Где-то под Гроссето (сборник)
Шрифт:
Ни одной книжки в доме не будет, когда вырасту, – пообещала себе Лялька; попробовала взять поднос, но не смогла. Поставила снова на стол. Тощая, прыщавая и высоченная, она в свои тринадцать лет уже не годилась для чтения с табуретки, потому мать приладила ее подносить гостям чай – хоть какая-то польза от бывшего вундеркинда. Ольга! Ты там заснула, что ли? – крикнула мать, словно не отказалась только что от нее публично. Словно не отреклась. Где наш чай? Лялька справилась с собой, посмотрела украдкой на отчима – слышал? Он покачал сочувственно лысеющей головой, сжался в углу еще больше. Конечно, слышал. Никогда не называл ее Ольга. Никогда. Только Лялечка и Лялька. Это она не со зла, Лялька, – сказал он тихо. Не со зла. Так просто. Ради красного словца.

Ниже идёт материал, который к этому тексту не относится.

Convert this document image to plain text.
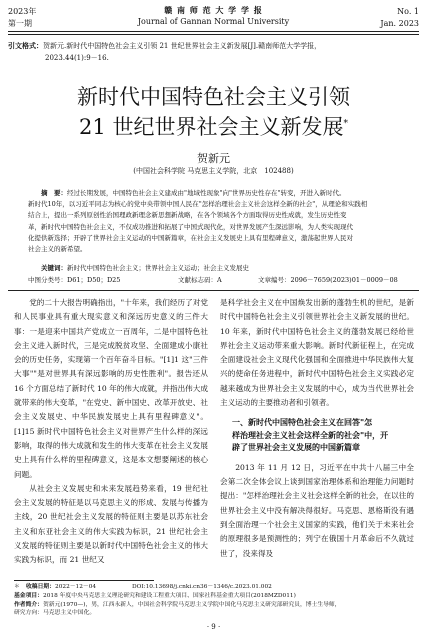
2023年
第一期
赣 南 师 范 大 学 学 报
Journal of Gannan Normal University
No. 1
Jan. 2023
引文格式：贺新元.新时代中国特色社会主义引领 21 世纪世界社会主义新发展[J].赣南师范大学学报，
2023.44(1):9－16.
新时代中国特色社会主义引领
21 世纪世界社会主义新发展*
贺新元
(中国社会科学院 马克思主义学院，北京　102488)
摘　要：经过长期发展，中国特色社会主义建成由"地域性现象"向"世界历史性存在"转变，开进入新时代。
新时代10年，以习近平同志为核心的党中央带领中国人民在"怎样治理社会主义社会这样全新的社会"，从理论和实践相
结合上，提出一系列原创性治国理政新理念新思想新战略，在各个领域各个方面取得历史性成就，发生历史性变
革，新时代中国特色社会主义，不仅成功推进和拓展了中国式现代化，对世界发展产生深远影响，为人类实现现代
化提供新选择；开辟了世界社会主义运动的中国新篇章，在社会主义发展史上具有里程碑意义，激荡起世界人民对
社会主义的新希望。
关键词：新时代中国特色社会主义；世界社会主义运动；社会主义发展史
中图分类号：D61；D50；D25	文献标志码：A	文章编号：2096－7659(2023)01－0009－08

党的二十大报告明确指出，"十年来，我们经历了对党和人民事业具有重大现实意义和深远历史意义的三件大事：一是迎来中国共产党成立一百周年，二是中国特色社会主义进入新时代，三是完成脱贫攻坚、全面建成小康社会的历史任务，实现第一个百年奋斗目标。"[1]1 这"三件大事""是对世界具有深远影响的历史性胜利"。报告还从 16 个方面总结了新时代 10 年的伟大成就，并指出伟大成就带来的伟大变革，"在党史、新中国史、改革开放史、社会主义发展史、中华民族发展史上具有里程碑意义"。[1]15 新时代中国特色社会主义对世界产生什么样的深远影响，取得的伟大成就和发生的伟大变革在社会主义发展史上具有什么样的里程碑意义，这是本文想要阐述的核心问题。

从社会主义发展史和未来发展趋势来看，19 世纪社会主义发展的特征是以马克思主义的形成、发展与传播为主线，20 世纪社会主义发展的特征则主要是以苏东社会主义和东亚社会主义的伟大实践为标识，21 世纪社会主义发展的特征则主要是以新时代中国特色社会主义的伟大实践为标识，而 21 世纪又

是科学社会主义在中国焕发出新的蓬勃生机的世纪，是新时代中国特色社会主义引领世界社会主义新发展的世纪。10 年来，新时代中国特色社会主义的蓬勃发展已经给世界社会主义运动带来重大影响。新时代新征程上，在完成全面建设社会主义现代化强国和全面推进中华民族伟大复兴的使命任务进程中，新时代中国特色社会主义实践必定越来越成为世界社会主义发展的中心，成为当代世界社会主义运动的主要推动者和引领者。

一、新时代中国特色社会主义在回答"怎
样治理社会主义社会这样全新的社会"中，开
辟了世界社会主义发展的中国新篇章

2013 年 11 月 12 日，习近平在中共十八届三中全会第二次全体会议上谈到国家治理体系和治理能力问题时提出："怎样治理社会主义社会这样全新的社会，在以往的世界社会主义中没有解决得很好。马克思、恩格斯没有遇到全面治理一个社会主义国家的实践，他们关于未来社会的原理很多是预测性的；列宁在俄国十月革命后不久就过世了，没来得及

＊ 收稿日期：2022－12－04	DOI:10.13698/j.cnki.cn36－1346/c.2023.01.002
基金项目：2018 年度中央马克思主义理论研究和建设工程重大项目、国家社科基金重大项目(2018MZD011)
作者简介：贺新元(1970—)，男，江西永新人，中国社会科学院马克思主义学院中国化马克思主义研究部研究员，博士生导师，
研究方向：马克思主义中国化。
· 9 ·
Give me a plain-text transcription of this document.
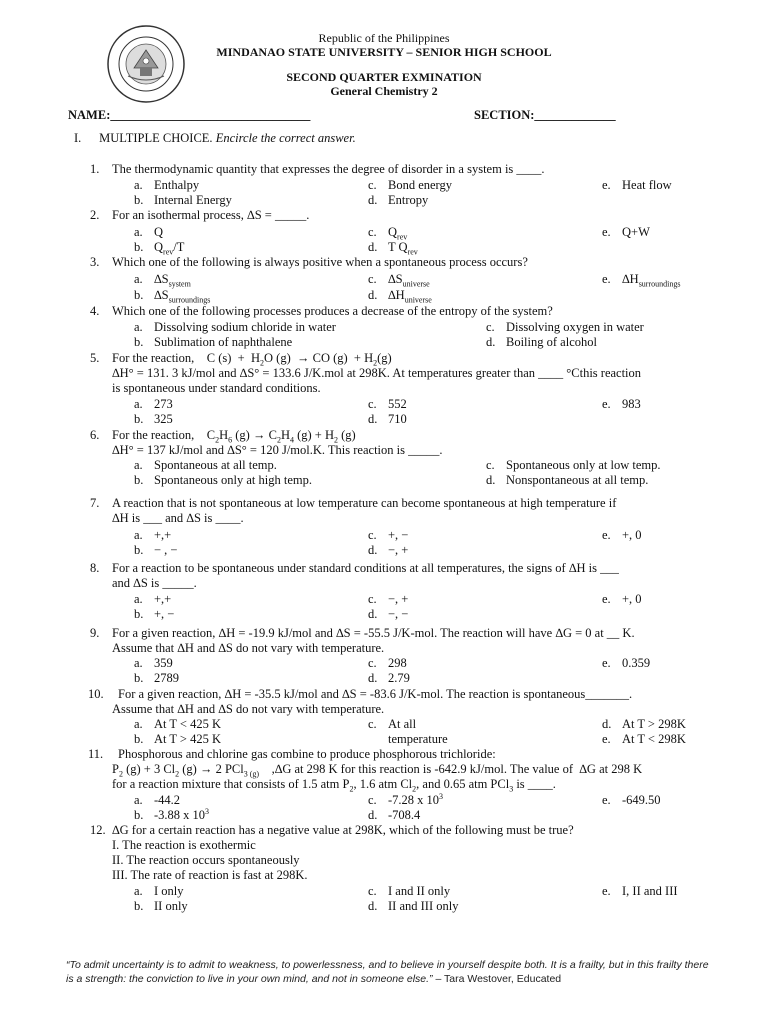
Republic of the Philippines
MINDANAO STATE UNIVERSITY – SENIOR HIGH SCHOOL
SECOND QUARTER EXMINATION
General Chemistry 2
NAME:________________________________	SECTION:_____________
I. MULTIPLE CHOICE. Encircle the correct answer.
1.	The thermodynamic quantity that expresses the degree of disorder in a system is ____.
a. Enthalpy	c. Bond energy	e. Heat flow
b. Internal Energy	d. Entropy
2.	For an isothermal process, ∆S = _____.
a. Q	c. $Q_{rev}$	e. Q+W
b. $Q_{rev}/T$	d. T $Q_{rev}$
3.	Which one of the following is always positive when a spontaneous process occurs?
a. $\Delta S_{system}$	c. $\Delta S_{universe}$	e. $\Delta H_{surroundings}$
b. $\Delta S_{surroundings}$	d. $\Delta H_{universe}$
4.	Which one of the following processes produces a decrease of the entropy of the system?
a. Dissolving sodium chloride in water	c. Dissolving oxygen in water
b. Sublimation of naphthalene	d. Boiling of alcohol
5.	For the reaction,    C $(s) + H_2O$ (g)  → CO $(g) + H_2(g)$
∆H° = 131. 3 kJ/mol and ∆S° = 133.6 J/K.mol at 298K. At temperatures greater than ____ °Cthis reaction
is spontaneous under standard conditions.
a. 273	c. 552	e. 983
b. 325	d. 710
6.	For the reaction,    $C_2H_6$ $(g) \to C_2H_4$ $(g) + H_2$ (g)
∆H° = 137 kJ/mol and ∆S° = 120 J/mol.K. This reaction is _____.
a. Spontaneous at all temp.	c. Spontaneous only at low temp.
b. Spontaneous only at high temp.	d. Nonspontaneous at all temp.
7.	A reaction that is not spontaneous at low temperature can become spontaneous at high temperature if
∆H is ___ and ∆S is ____.
a. +,+	c. +, −	e. +, 0
b. − , −	d. −, +
8.	For a reaction to be spontaneous under standard conditions at all temperatures, the signs of ∆H is ___
and ∆S is _____.
a. +,+	c. −, +	e. +, 0
b. +, −	d. −, −
9.	For a given reaction, ∆H = -19.9 kJ/mol and ∆S = -55.5 J/K-mol. The reaction will have ∆G = 0 at __ K.
Assume that ∆H and ∆S do not vary with temperature.
a. 359	c. 298	e. 0.359
b. 2789	d. 2.79
10.	For a given reaction, ∆H = -35.5 kJ/mol and ∆S = -83.6 J/K-mol. The reaction is spontaneous_______.
Assume that ∆H and ∆S do not vary with temperature.
a. At T < 425 K	c. At all	d. At T > 298K
b. At T > 425 K	temperature	e. At T < 298K
11.	Phosphorous and chlorine gas combine to produce phosphorous trichloride:
$P_2$ (g) + 3 $Cl_2$ (g) → 2 PCl$_{3 (g)}$    ,∆G at 298 K for this reaction is -642.9 kJ/mol. The value of  ∆G at 298 K
for a reaction mixture that consists of 1.5 atm $P_2$, 1.6 atm $Cl_2$, and 0.65 atm PCl$_3$ is ____.
a. -44.2	c. -7.28 x $10^3$	e. -649.50
b. -3.88 x $10^3$	d. -708.4
12. ∆G for a certain reaction has a negative value at 298K, which of the following must be true?
I. The reaction is exothermic
II. The reaction occurs spontaneously
III. The rate of reaction is fast at 298K.
a. I only	c. I and II only	e. I, II and III
b. II only	d. II and III only
“To admit uncertainty is to admit to weakness, to powerlessness, and to believe in yourself despite both. It is a frailty, but in this frailty there is a strength: the conviction to live in your own mind, and not in someone else.” – Tara Westover, Educated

Лялька кивнула, вышла в большую комнату (мать жеманно называла ее гостиной), обвела глазами клубящихся в дыму интеллектуалов и со всего маху швырнула поднос на стол. Вот твой чай, жри! – прокричала
С этого дня началась их с матерью война, осмысленная и беспощадная, и с каждым годом взрослеющая Лялька одерживала в этой войне всё больше побед. Ненависть скоро сменилась презрением, смысла которого мать честно не понимала, как не понимала ничего, кроме своего Флоренского. Эта фамилия отныне звучала для Ляльки страшнее любой матерной ругани, даже страшнее слова «интеллектуал». Лялька демонстративно забросила книги – навсегда, и учебу – ровно настолько, чтобы переползать из класса в класс без унизительных задержек. Но этого было мало. Мать презирала отчима с его физкультурой – и Лялька умолила его, уговорила, чуть ли не силком заставила, но поступила в секцию, на легкую атлетику, хотя куда ей было спортом заниматься? Где это вообще слыхано, чтоб начинать бегать в тринадцать лет? Но Лялька бегала, выжимала из жил всё, что могла, и хоть не грозила выбиться в чемпионки, но и самой отстающей тоже не была. Честно выдавала стометровку за 12,54 секунды: КМС – это вам не хухры-мухры, а на большее не рассчитывала. Ей нравилось не бегать, а то, что они были с отчимом заодно, вместе вставали в несусветную рань, вместе, толкаясь плечами, натягивали в прихожей кеды, вместе трусили по сероватой рассветной парковой дорожке – в любую погоду: в снег, в мелкую дождевую морось, в грязь; а иногда, особенно весной, всё вокруг было таким ясным, промытым и сияющим, что Лялька вдруг взвизгивала, взбрыкивала голенастыми лапами и неслась по парку, сломя голову и чувствуя, как улыбается ей в спину отчим. Во время пробежек они почти не разговаривали – а зачем? Мать столько болтала, что эти двое были совершенно счастливы молча.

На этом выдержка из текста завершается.